Briefly, let’s sing a song for our maligned little brother records management! How can universities avoid a non-disclosure fracas in future, without resorting to phantom privileges? Thus:

Encourage faculty to use reasonable records management practices (e.g., consider which records are necessary or useful to retain, and for how long); establish and follow record retention/disposition schedules that provide for regular review and, where appropriate, destruction of records that are no longer needed.

That’s right! Selection and appraisal.

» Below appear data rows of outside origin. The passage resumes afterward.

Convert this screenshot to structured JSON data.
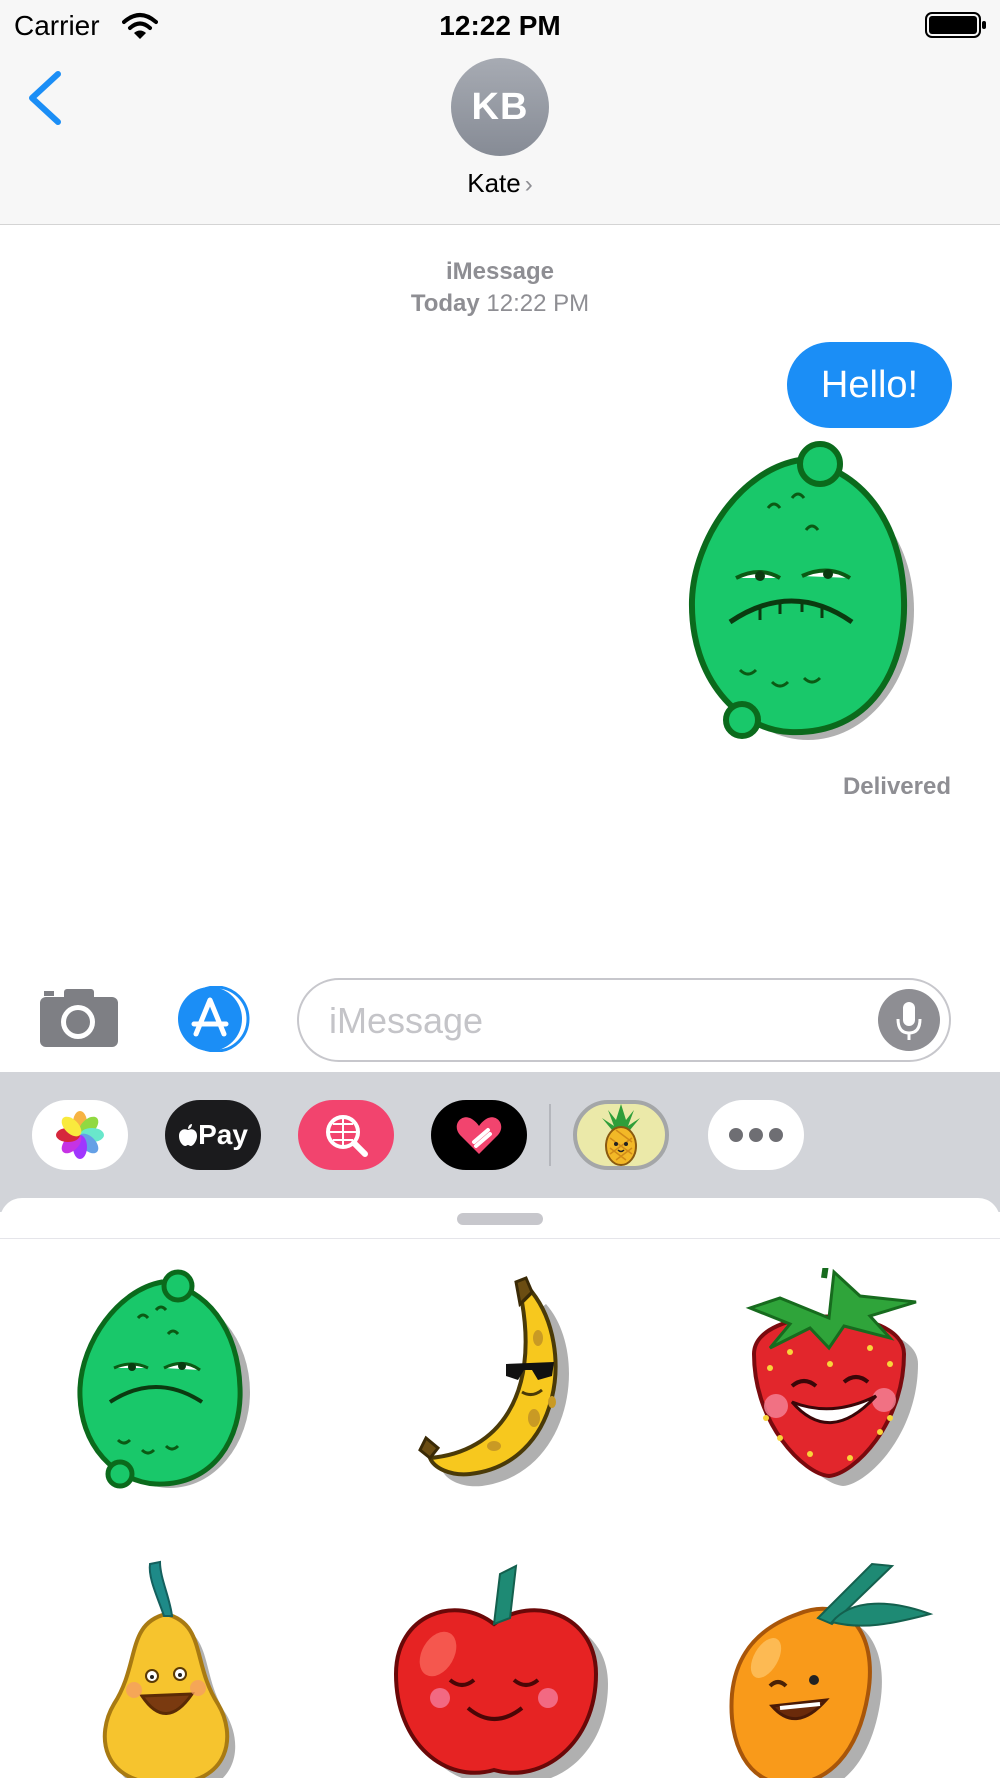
{
  "status_bar": {
    "carrier": "Carrier",
    "time": "12:22 PM"
  },
  "nav": {
    "avatar_initials": "KB",
    "contact_name": "Kate",
    "chevron": "›"
  },
  "conversation": {
    "service": "iMessage",
    "timestamp_day": "Today",
    "timestamp_time": "12:22 PM",
    "sent_message": "Hello!",
    "delivery_status": "Delivered"
  },
  "input": {
    "placeholder": "iMessage"
  },
  "drawer": {
    "apps": [
      "photos-icon",
      "apple-pay",
      "search-images",
      "digital-touch",
      "fruit-stickers",
      "more"
    ],
    "apple_pay_label": " Pay",
    "colors": {
      "accent": "#1b8ef6",
      "applepay_bg": "#1b1b1d",
      "search_bg": "#f2446e",
      "selected_app_bg": "#ebe9a9"
    }
  },
  "stickers": [
    "lime",
    "banana",
    "strawberry",
    "pear",
    "apple",
    "mango"
  ]
}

Not sexy, but if we do our actual jobs in the first place, by, you know, explaining to donors that we can’t buck grand juries for them, that their troubles are their own, we don’t have these problems.

Also celebrity, even minor, History-Channel-B-reel celebrity, is no reason to spend years in litigation on a donor’s behalf. Celebrity is no reason to write deeds of gift which include oblique, unenforceable pinky-swears of confidentiality. None of our researchers, and none of our donors is entitled to exclusive access and use of materials. We aren’t a personal vault, or a safe, or a file cabinet, or a curio. Go buy yourself one of those instead.

Finally, we have to talk about the donor-archives relationship. Extending special protections to one high-profile donor opens the door to other future donors. Future donors may be in a position in the present to advocate for protections they hope to enjoy. One wonders why John Kerry hopped on this train, apart from the stated reasons because seriously the IMF is a greater threat to Irish stability than these tapes are, and then one figures Kerry got his juris doctor from BC, and no doubt there’s some embryonic agreement between him and the archives, with similarly ethically bankrupt promises of secrecy.

Contra basically everyone, especially Scott Cline and Brien Brothman who I saw in Chicago a couple years ago, conceptualizing archives as a sacred space of authentic encounter with the thing-ness of history, governed by the conjoining of values in covenant, perverts what archives can and can’t do. Our fealty to donors, which like the Abrahamic covenant is not exactly reciprocal, cripples our capacity to serve any but parochial interests. Given the choice between fealty to the law, which ideally is made and held in common, and fealty to a special relationship with a chosen class, I fail to see how ethically-minded archivists do anything but defend the law. Back down to earth, write your contracts, and let’s stop this desperate clutching at metaphysical straws.